C’était surtout la façon dont Chris nous parlait qui me dérangeait, plutôt que ce qu’il disait. Il n’y avait aucune surprise dans ces propos, mais il en parlait avec un détachement que je trouvait inquiétant. « We study the products that society chooses to use ». Nous étudions les produits que la société DÉCIDE d’utiliser. Chris est un scientifique chargé de surveiller la présence de produits toxiques dans l’environnement. Son travail est très important et son dévouement à l’écologie est très évident, mais il y avait quelque chose de dérangeant dans la façon dont il nous parlait. Je comprends qu’il peut difficilement répandre la bonne parole des anti-OGM gauchistes comme moi, mais il y a quelque chose de lâche dans cette phrase « que la société décide d’utiliser », une espèce de désengagement comme si le problème n’existe que dans l’abstrait. La société c’est nous. C’est nous qui empoisonnons l’environnement par paresse, par ignorance et par complicité. Nous sommes les associés des compagnies petro-chimiques par notre manque d’engagement. Et c’est nous qui paierons l’ultime facture.

Dans le couloir mal éclairé, devant la carte décorée en vert, jaune et rouge, nous étions debout, faisant des blagues comme des étudiants canailles. Mais les propos n’étaient pas très drôles.

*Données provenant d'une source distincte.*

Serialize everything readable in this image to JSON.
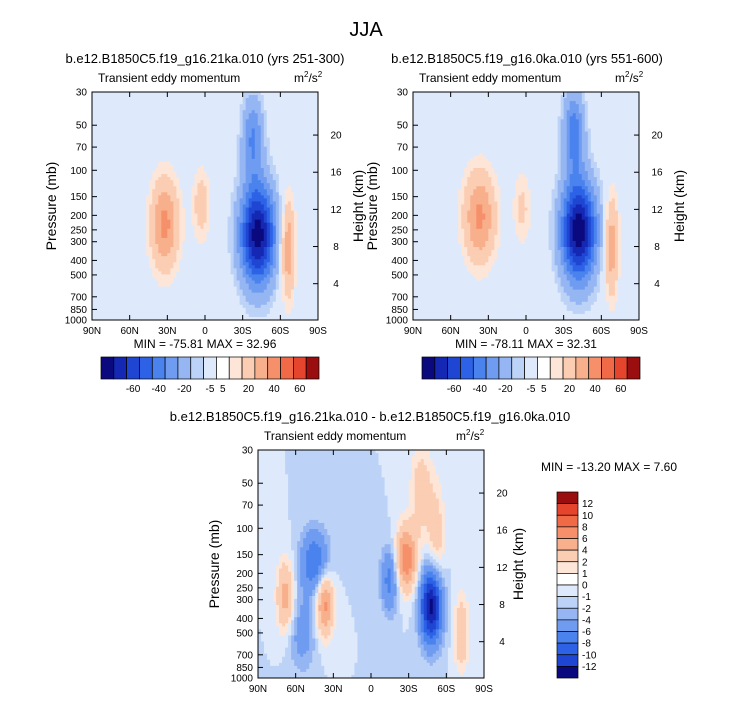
{
  "title": "JJA",
  "colors": {
    "ramp": [
      "#0a0a7e",
      "#1428b4",
      "#1e46d2",
      "#2d62e6",
      "#4a82ee",
      "#6f9cf0",
      "#95b6f2",
      "#bcd2f6",
      "#deeafb",
      "#ffffff",
      "#fde6d8",
      "#fbcdb2",
      "#f8b08c",
      "#f5906a",
      "#f06a48",
      "#e4452c",
      "#c9221a",
      "#9b0e10",
      "#720407"
    ],
    "bg_ring": "#fde6d8",
    "bg_blue": "#deeafb"
  },
  "chart_data": [
    {
      "type": "heatmap",
      "title": "b.e12.B1850C5.f19_g16.21ka.010 (yrs 251-300)",
      "left_label": "Transient eddy momentum",
      "units": "m²/s²",
      "units_base": "m",
      "units_sup1": "2",
      "units_mid": "/s",
      "units_sup2": "2",
      "xlabel": "",
      "ylabel": "Pressure (mb)",
      "ylabel_right": "Height (km)",
      "x_ticks": [
        "90N",
        "60N",
        "30N",
        "0",
        "30S",
        "60S",
        "90S"
      ],
      "x_values": [
        90,
        60,
        30,
        0,
        -30,
        -60,
        -90
      ],
      "y_ticks": [
        "30",
        "50",
        "70",
        "100",
        "150",
        "200",
        "250",
        "300",
        "400",
        "500",
        "700",
        "850",
        "1000"
      ],
      "y_values": [
        30,
        50,
        70,
        100,
        150,
        200,
        250,
        300,
        400,
        500,
        700,
        850,
        1000
      ],
      "right_ticks": [
        "4",
        "8",
        "12",
        "16",
        "20"
      ],
      "right_values": [
        4,
        8,
        12,
        16,
        20
      ],
      "ylim": [
        1000,
        30
      ],
      "xlim": [
        90,
        -90
      ],
      "y_scale": "log",
      "min_label": "MIN = -75.81  MAX = 32.96",
      "min": -75.81,
      "max": 32.96,
      "levels": [
        "-60",
        "-40",
        "-20",
        "-5",
        "5",
        "20",
        "40",
        "60"
      ],
      "features": [
        {
          "lat": -42,
          "p": 270,
          "value": -75.81,
          "sigma_lat": 10,
          "sigma_p": 0.55
        },
        {
          "lat": -38,
          "p": 60,
          "value": -30,
          "sigma_lat": 6,
          "sigma_p": 0.45
        },
        {
          "lat": 32,
          "p": 230,
          "value": 32.96,
          "sigma_lat": 8,
          "sigma_p": 0.5
        },
        {
          "lat": -66,
          "p": 330,
          "value": 30,
          "sigma_lat": 4,
          "sigma_p": 0.55
        },
        {
          "lat": 3,
          "p": 170,
          "value": 15,
          "sigma_lat": 5,
          "sigma_p": 0.4
        }
      ]
    },
    {
      "type": "heatmap",
      "title": "b.e12.B1850C5.f19_g16.0ka.010 (yrs 551-600)",
      "left_label": "Transient eddy momentum",
      "units": "m²/s²",
      "units_base": "m",
      "units_sup1": "2",
      "units_mid": "/s",
      "units_sup2": "2",
      "xlabel": "",
      "ylabel": "Pressure (mb)",
      "ylabel_right": "Height (km)",
      "x_ticks": [
        "90N",
        "60N",
        "30N",
        "0",
        "30S",
        "60S",
        "90S"
      ],
      "x_values": [
        90,
        60,
        30,
        0,
        -30,
        -60,
        -90
      ],
      "y_ticks": [
        "30",
        "50",
        "70",
        "100",
        "150",
        "200",
        "250",
        "300",
        "400",
        "500",
        "700",
        "850",
        "1000"
      ],
      "y_values": [
        30,
        50,
        70,
        100,
        150,
        200,
        250,
        300,
        400,
        500,
        700,
        850,
        1000
      ],
      "right_ticks": [
        "4",
        "8",
        "12",
        "16",
        "20"
      ],
      "right_values": [
        4,
        8,
        12,
        16,
        20
      ],
      "ylim": [
        1000,
        30
      ],
      "xlim": [
        90,
        -90
      ],
      "y_scale": "log",
      "min_label": "MIN = -78.11  MAX = 32.31",
      "min": -78.11,
      "max": 32.31,
      "levels": [
        "-60",
        "-40",
        "-20",
        "-5",
        "5",
        "20",
        "40",
        "60"
      ],
      "features": [
        {
          "lat": -42,
          "p": 255,
          "value": -78.11,
          "sigma_lat": 10,
          "sigma_p": 0.55
        },
        {
          "lat": -38,
          "p": 55,
          "value": -35,
          "sigma_lat": 6,
          "sigma_p": 0.45
        },
        {
          "lat": 37,
          "p": 205,
          "value": 32.31,
          "sigma_lat": 9,
          "sigma_p": 0.5
        },
        {
          "lat": -68,
          "p": 320,
          "value": 28,
          "sigma_lat": 4,
          "sigma_p": 0.55
        },
        {
          "lat": 3,
          "p": 180,
          "value": 12,
          "sigma_lat": 5,
          "sigma_p": 0.4
        }
      ]
    },
    {
      "type": "heatmap",
      "title": "b.e12.B1850C5.f19_g16.21ka.010 - b.e12.B1850C5.f19_g16.0ka.010",
      "left_label": "Transient eddy momentum",
      "units": "m²/s²",
      "units_base": "m",
      "units_sup1": "2",
      "units_mid": "/s",
      "units_sup2": "2",
      "xlabel": "",
      "ylabel": "Pressure (mb)",
      "ylabel_right": "Height (km)",
      "x_ticks": [
        "90N",
        "60N",
        "30N",
        "0",
        "30S",
        "60S",
        "90S"
      ],
      "x_values": [
        90,
        60,
        30,
        0,
        -30,
        -60,
        -90
      ],
      "y_ticks": [
        "30",
        "50",
        "70",
        "100",
        "150",
        "200",
        "250",
        "300",
        "400",
        "500",
        "700",
        "850",
        "1000"
      ],
      "y_values": [
        30,
        50,
        70,
        100,
        150,
        200,
        250,
        300,
        400,
        500,
        700,
        850,
        1000
      ],
      "right_ticks": [
        "4",
        "8",
        "12",
        "16",
        "20"
      ],
      "right_values": [
        4,
        8,
        12,
        16,
        20
      ],
      "ylim": [
        1000,
        30
      ],
      "xlim": [
        90,
        -90
      ],
      "y_scale": "log",
      "min_label": "MIN = -13.20  MAX =  7.60",
      "min": -13.2,
      "max": 7.6,
      "levels": [
        "12",
        "10",
        "8",
        "6",
        "4",
        "2",
        "1",
        "0",
        "-1",
        "-2",
        "-4",
        "-6",
        "-8",
        "-10",
        "-12"
      ],
      "features": [
        {
          "lat": -48,
          "p": 330,
          "value": -13.2,
          "sigma_lat": 6,
          "sigma_p": 0.4
        },
        {
          "lat": -28,
          "p": 160,
          "value": 7.6,
          "sigma_lat": 6,
          "sigma_p": 0.35
        },
        {
          "lat": 37,
          "p": 320,
          "value": 7,
          "sigma_lat": 5,
          "sigma_p": 0.35
        },
        {
          "lat": 68,
          "p": 290,
          "value": 5,
          "sigma_lat": 5,
          "sigma_p": 0.4
        },
        {
          "lat": 45,
          "p": 170,
          "value": -6,
          "sigma_lat": 8,
          "sigma_p": 0.35
        },
        {
          "lat": -15,
          "p": 220,
          "value": -5,
          "sigma_lat": 5,
          "sigma_p": 0.35
        },
        {
          "lat": -52,
          "p": 120,
          "value": 3,
          "sigma_lat": 5,
          "sigma_p": 0.6
        },
        {
          "lat": -72,
          "p": 500,
          "value": 4,
          "sigma_lat": 4,
          "sigma_p": 0.4
        },
        {
          "lat": -40,
          "p": 55,
          "value": 3,
          "sigma_lat": 6,
          "sigma_p": 0.5
        },
        {
          "lat": 55,
          "p": 500,
          "value": -3,
          "sigma_lat": 8,
          "sigma_p": 0.4
        }
      ]
    }
  ]
}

« Il n’y a plus de canola non génétiquement modifié en Amérique » disait Mehran.

(Voir rapport mensuel juin 2004) Et cela grâce à la politique agressive et la propagande des compagnies petro-chimiques. Et cela sans recherche sur les effets à long terme de ces produits.

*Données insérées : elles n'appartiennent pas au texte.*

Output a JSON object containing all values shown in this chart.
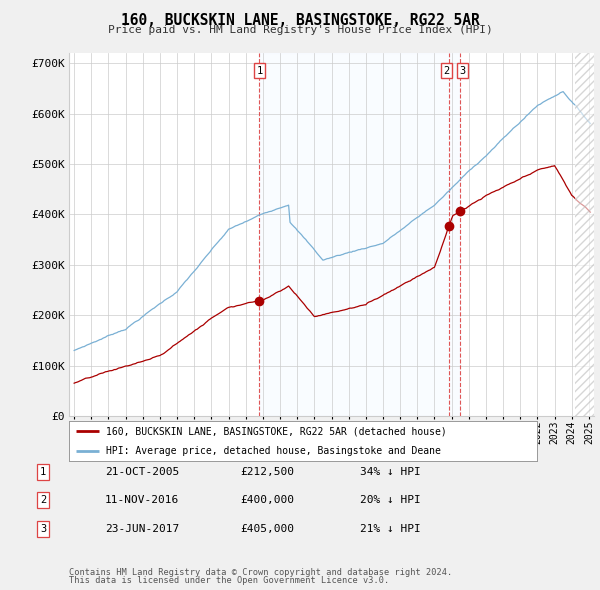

Suite à notre rencontre à l’Institut, nous sommes repartis en zodiac vers Randall’s Reef, le site le plus pollué de ce havre parmi les plus pollués d’Amérique. Au pied de l’usine d’acier au milieu du tourbillonnement des vagues, Chris nous faisait un cours sur l’histoire de la pollution des sédiments. Il nous a expliqué comment, dès l’année prochaine, on va installer une barrière autour des sédiments qui consiste en de grandes feuilles d’acier, en vue de les contenir et donc de protéger l’eau. Au coût de 45 millions de dollars. Payé par le gouvernement, c’est à dire par les citoyens canadiens. Entre deux phrases, il se lamentait de la réduction des fonds disponibles pour ce genre de projet. Pendant les années 80 et 90, l’investissement public au Canada comme aux Etats-Unis pour la protection et l’assainissement de l’environnement avait augmenté. Maintenant, par contre, on constate un net recul. George W. Bush préfère gaspiller nos moyens pour une guerre absurde plutôt que de protéger la santé de ses propres citoyens. D’abord l’industrie militaire américaine est le plus grand utilisateur des produits retardateurs de flamme bromés en Amérique du Nord. Son point de vue est le point de vue de l’exploiteur, et se distingue par son ignorance des faits scientifiques. Selon George W. Bush, il n’y a pas de problème. Le lait humain est de plus en plus contaminé. Pas de problème.

Je trouve ça remarquable que des gens comme Mehran et Chris surveillent l’environnement au nom de nous tous. La technologie dont ils disposent est incroyable. Mais je déplore le manque de cohérence implicite dans cette approche. Ce sont des chercheurs. Leur recherche peut servir à ceux qui désirent sincèrement trouver une solution aux problèmes de la contamination de la biosphère. Pourvu qu’on soit suffisamment au courant et suffisamment engagé pour utiliser l’information que les chercheurs nous fournissent. Sans comprendre le problème et sans avoir le courage nécessaire pour confronter les profiteurs et leur avarice, l’information des chercheurs ne servira pas à grand chose. C’est à nous tous et ensemble de s’adresser aux problèmes. Encore faut-il admettre que problème il y a.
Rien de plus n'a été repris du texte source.